JAKARTA, KOMPAS — Generasi muda semakin kritis melihat proses perumusan dan pembuatan kebijakan. Oleh sebab itu, berbagai program diselenggarakan guna mewadahi generasi muda belajar berjejaring dan memperluas wawasan agar ke depan bisa membuat kebijakan publik yang inklusif.
"Mutu sumber daya manusia bergantung kepada kapasitas para pembuat kebijakan publik yang masih muda-muda," kata Yanuar Nugroho, Deputi II Kantor Staf Presiden melalui pesan video. Ia merupakan juri khusus untuk ajang Future Leaders Connect yang diadakan oleh British Council (Lembaga Kebudayaan Inggris) pada Rabu (28/8/2019).

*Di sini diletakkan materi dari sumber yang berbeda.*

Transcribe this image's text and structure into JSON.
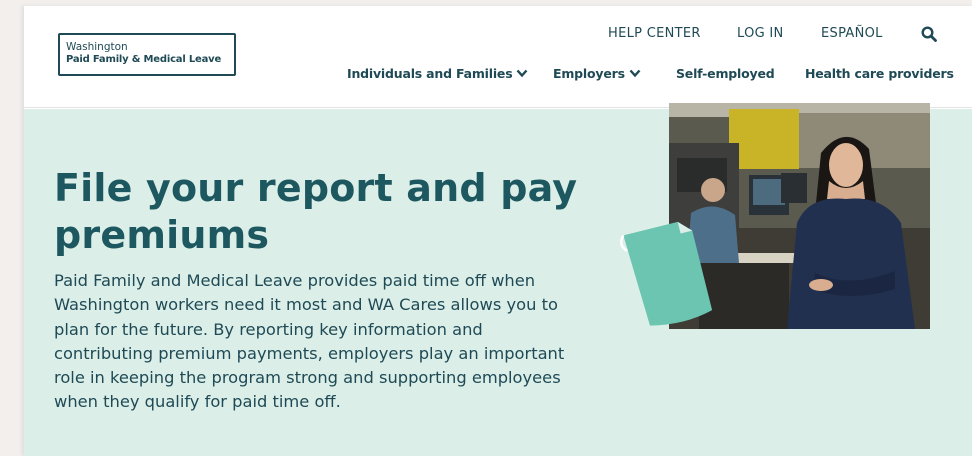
{
  "header": {
    "logo": {
      "line1": "Washington",
      "line2": "Paid Family & Medical Leave"
    },
    "utility_nav": {
      "help_center": "HELP CENTER",
      "log_in": "LOG IN",
      "espanol": "ESPAÑOL"
    },
    "main_nav": {
      "individuals": "Individuals and Families",
      "employers": "Employers",
      "self_employed": "Self-employed",
      "health_care": "Health care providers"
    }
  },
  "hero": {
    "headline_line1": "File your report and pay",
    "headline_line2": "premiums",
    "body": "Paid Family and Medical Leave provides paid time off when Washington workers need it most and WA Cares allows you to plan for the future. By reporting key information and contributing premium payments, employers play an important role in keeping the program strong and supporting employees when they qualify for paid time off."
  },
  "colors": {
    "brand_dark": "#1f4a55",
    "headline": "#1d5760",
    "hero_bg": "#dbeee8",
    "accent_teal": "#6cc5b0"
  },
  "icons": {
    "search": "search-icon",
    "chevron": "chevron-down-icon",
    "document": "document-icon"
  }
}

Mereka memilih lima orang dari sepuluh finalis untuk dikirim ke Inggris mewakili Indonesia dan bertemu dengan perwakilan pemuda dari 12 negara seperti Kenya, Nigeria, dan Amerika Serikat selama 10 hari. Di sana, selain bertemu dengan parlemen Inggris, para pemuda juga belajar mengenai dinamika kebijakan publik.

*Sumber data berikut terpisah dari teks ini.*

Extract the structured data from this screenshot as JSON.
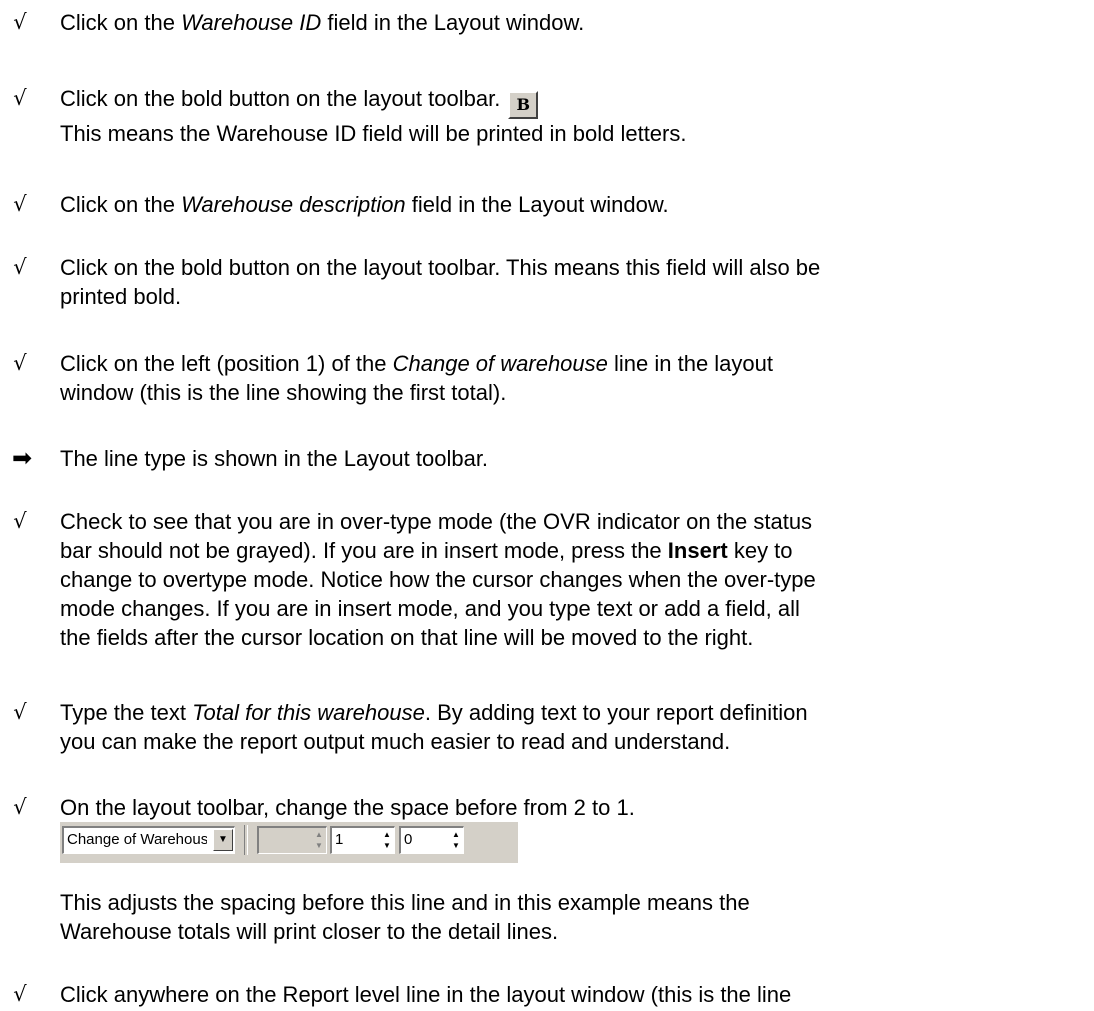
{
  "steps": [
    {
      "mark": "√",
      "pre": "Click on the ",
      "em": "Warehouse ID",
      "post": " field in the Layout window."
    },
    {
      "mark": "√",
      "line1": "Click on the bold button on the layout toolbar.",
      "button_label": "B",
      "line2": "This means the Warehouse ID field will be printed in bold letters."
    },
    {
      "mark": "√",
      "pre": "Click on the ",
      "em": "Warehouse description",
      "post": " field in the Layout window."
    },
    {
      "mark": "√",
      "line1": "Click on the bold button on the layout toolbar. This means this field will also be",
      "line2": "printed bold."
    },
    {
      "mark": "√",
      "pre": "Click on the left (position 1) of the ",
      "em": "Change of warehouse",
      "post": " line in the layout",
      "line2": "window (this is the line showing the first total)."
    },
    {
      "mark": "➡",
      "text": "The line type is shown in the Layout toolbar."
    },
    {
      "mark": "√",
      "line1": "Check to see that you are in over-type mode (the OVR indicator on the status",
      "line2_pre": "bar should not be grayed). If you are in insert mode, press the ",
      "line2_bold": "Insert",
      "line2_post": " key to",
      "line3": "change to overtype mode. Notice how the cursor changes when the over-type",
      "line4": "mode changes. If you are in insert mode, and you type text or add a field, all",
      "line5": "the fields after the cursor location on that line will be moved to the right."
    },
    {
      "mark": "√",
      "pre": "Type the text ",
      "em": "Total for this warehouse",
      "post": ". By adding text to your report definition",
      "line2": "you can make the report output much easier to read and understand."
    },
    {
      "mark": "√",
      "line1": "On the layout toolbar, change the space before from 2 to 1.",
      "after1": "This adjusts the spacing before this line and in this example means the",
      "after2": "Warehouse totals will print closer to the detail lines."
    },
    {
      "mark": "√",
      "line1": "Click anywhere on the Report level line in the layout window (this is the line"
    }
  ],
  "toolbar": {
    "line_type": "Change of Warehouse",
    "spin1": "",
    "spin2": "1",
    "spin3": "0"
  }
}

Yanuar menjelaskan, proses pembuatan kebijakan publik belum terstruktur. Masalah kompleks di lapangan ditanggapi dengan birokrasi yang sama rumitnya. Kelemahan kebijakan publik di Indonesia ialah belum berdasarkan fakta lapangan dan data.

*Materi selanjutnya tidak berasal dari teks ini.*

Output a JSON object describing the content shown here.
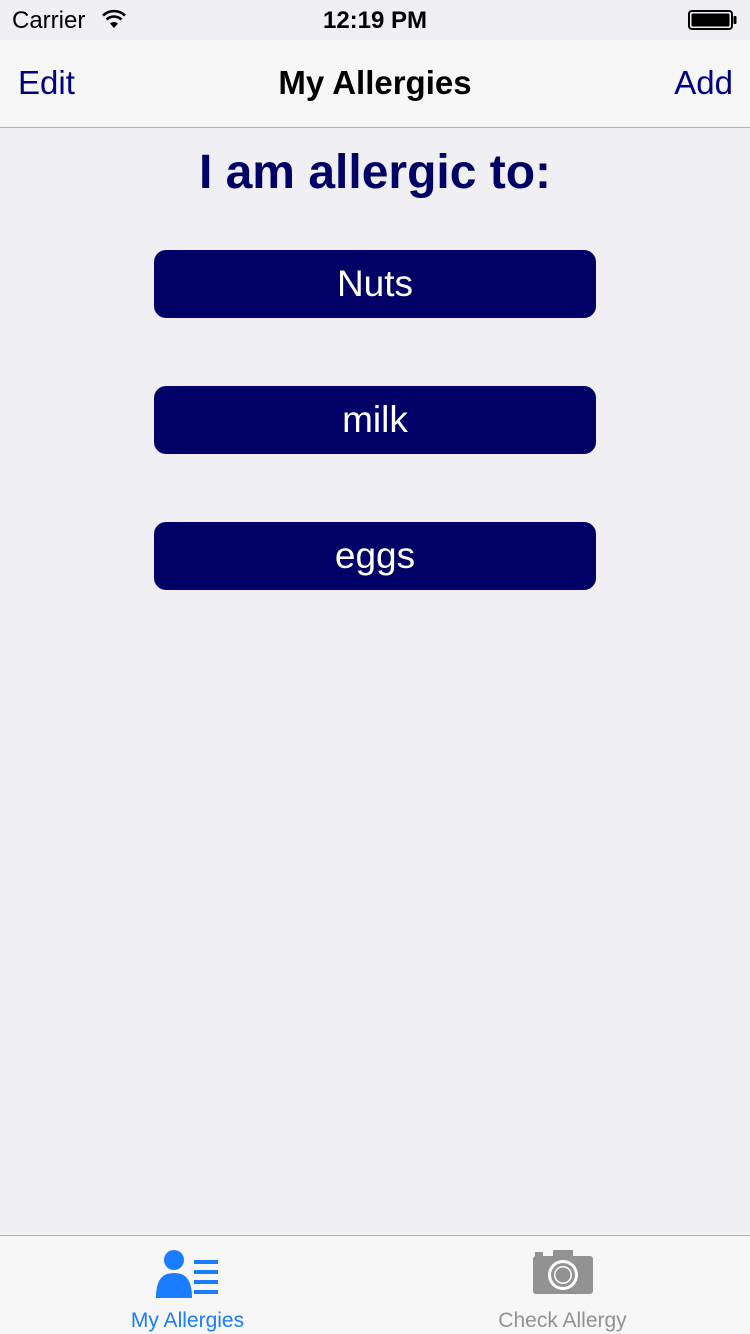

Kelemahan kebijakan publik di Indonesia ialah belum berdasarkan fakta lapangan dan data.
"Menjadi pembuat kebijakan publik berarti mampu memposisikan diri di antara rakyat sehingga memahami persoalan dari berbagai persepsi. Hanya dengan cara itu kebijakan yang dibuat inklusif, tidak merugikan pihak-pihak tertentu," tuturnya.
Relevan
Terdapat 10 finalis dari berbagai latar belakang yang dalam ajang terakhir menyampaikan pidato selama lima menit. Dewan juri yang terdiri dari tiga orang selain Yanuar memilih lima pemenang. Mereka adalah psikolog Karina Kusuma Negara, Manajer Program Pengawasan Hukum Indonesian Corruption Watch Lalola Kaban, Manajer Program Vaksinasi dan Imunisasi Clinton Health Access Initiative Putri Herliana, pendiri Floating School Rahmat Hidayat, dan Manajer Penggunaan Lahan Berkelanjutan World Resources Indonesia Rahman Adi Pradana.
Putri Herliana berpidato mengenai pentingnya kebijakan mengelola dana pembelian dan penyebaran vaksin karena pada akhir 2019 Indonesia sudah tidak menerima bantuan keuangan lagi dari Aliansi Global untuk Vaksin dan Imunisasi. Padahal, Riset Kesehatan Dadar 2018 menyebutkan bahwa penyebab kematian pertama anak-anak adalah penyakit-penyakit yang bisa dicegah dengan imunisasi seperti diare, campak, dan polio.
Sementara, Rahman Adi mengutarakan fakta bahwa pada tahun 2030 penduduk Indonesia berisiko menjadi pengungsi akibat perubahan iklim. "Pengurangan polusi dan gas rumah kaca tidak bisa lagi ditinggalkan dalam pembuatan kebijakan di semua sektor kehidupan," ucapnya.
Rahman Adi mengutarakan fakta bahwa pada tahun 2030 penduduk Indonesia berisiko menjadi pengungsi akibat perubahan iklim.
Direktur Eksekutif Wahid Institute Mujtaba Hamdi yang menjadi juri mengatakan, argumen-argumen mereka mencerminkan permasalahan yang merajalela sekarang, tetapi gagasan pendekatan kebijakannya tetap orisinil. Ia menjelaskan, dalam membangun kemampuan membuat kebijakan publik tidak ada satu resep untuk semua.
"Setiap pemenang memiliki kelebihan masing-masing. Ada yang sudah kuat di membangun jejaring dan ada yang bekerja di kementerian atau pun lembaga dengan kekuatan untuk mendorong terbitnya kebijakan publik. Mereka bisa memanfaatkan nilai plus ini untuk memantapkan kemampuan," ujarnya.
Sementara itu Direktur Bahasa Inggris, Pendidikan, dan Masyarakat British Council Indonesia Colm Downes mengungkapkan, tahun 2019 ada 2.715 pendaftar Future Leaders Connect se-Indonesia. Meskipun tidak terpilih, lembaga ini memberi akses gratis bagi mereka untuk meningkatkan kompetensi berpikir kritis, berargumen, hingga merancang kebijakan publik melalui kursus daring.